Ferguson also did a good job explaining just how, bit by bit, through charts, the industry created the situation that eventually would nearly break the bank. Such concepts as Collateralized Debt Obligation (CDO) and the Securitization Food Chain, while still a bit perplexing, become easy to follow thanks to the animation created. Ferguson, to his credit, trusts his audience to follow the money so to speak, and show us where things started going wrong.

He offers no real solutions (aside from casting off those in power who nurtured the situation to fruition), since providing the solutions would be the work of more than one man.

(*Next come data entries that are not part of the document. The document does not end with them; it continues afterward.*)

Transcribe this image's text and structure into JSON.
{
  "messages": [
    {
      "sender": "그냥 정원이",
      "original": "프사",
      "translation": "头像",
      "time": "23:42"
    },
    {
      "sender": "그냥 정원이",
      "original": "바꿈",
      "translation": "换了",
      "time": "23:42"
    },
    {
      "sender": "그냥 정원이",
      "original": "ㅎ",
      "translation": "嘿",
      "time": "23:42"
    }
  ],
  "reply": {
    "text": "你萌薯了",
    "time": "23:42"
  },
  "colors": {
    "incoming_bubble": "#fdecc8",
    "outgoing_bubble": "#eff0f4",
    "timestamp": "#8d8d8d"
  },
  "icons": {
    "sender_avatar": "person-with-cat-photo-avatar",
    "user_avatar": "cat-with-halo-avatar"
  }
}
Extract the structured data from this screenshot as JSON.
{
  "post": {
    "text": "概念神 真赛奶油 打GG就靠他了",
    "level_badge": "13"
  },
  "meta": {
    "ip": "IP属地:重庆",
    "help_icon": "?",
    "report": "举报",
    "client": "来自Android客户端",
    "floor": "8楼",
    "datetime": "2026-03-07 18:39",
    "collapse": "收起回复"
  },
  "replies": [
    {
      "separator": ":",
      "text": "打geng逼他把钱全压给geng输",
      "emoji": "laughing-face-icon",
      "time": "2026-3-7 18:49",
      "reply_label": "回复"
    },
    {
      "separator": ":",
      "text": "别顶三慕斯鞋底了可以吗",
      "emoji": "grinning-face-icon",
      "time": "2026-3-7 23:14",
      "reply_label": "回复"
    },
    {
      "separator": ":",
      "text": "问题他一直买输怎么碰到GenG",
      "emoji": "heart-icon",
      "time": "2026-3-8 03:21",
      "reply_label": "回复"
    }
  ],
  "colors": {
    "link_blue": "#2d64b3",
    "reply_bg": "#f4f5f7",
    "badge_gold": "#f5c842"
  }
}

If I would find any fault with Inside Job, it's the digression it took in Part V: Where We Are Now. There was a lot of discussion about how we today are a more unequal society than in recent memory and how the Bush tax cuts are a source of said inequality (it wouldn't be a political documentary without slamming Bush, which is de rigueur nowadays). I figure Ferguson and Damon believe in a more equitable society, though I wondered how they would go about achieving a goal of having more people have the same amount of money. I kept thinking, 'Are they in favor of wealth distribution?' which is a deal-breaker for me.

I will change my view if multi-millionaire Matt Damon is willing to give some of his fortune to me, but I digress.

It also struck me strange that the film would downplay Elliot Spitzer's sexcapades merely because he shares a similar worldview to Ferguson/Damon. It's OK that the Governor of New York was using his taxpayer funded salary to have sex with prostitutes with whom he wouldn't wear a condom (but would wear his socks): at least he wouldn't hire prostitutes and use cocaine like those guys at Lehman Brothers. I'll be frank: I think a crime is a crime and don't distinguish between soliciting and theft.

Inside Job is a fine film: intelligent, direct, easy to follow. Information is vital if we are to avoid a repeat of the economic chaos that we lived through in 2008 (and which we are still being affected by).

It's so true: the love of money is the root of all evil, and Inside Job shows us how that is a most twisted love.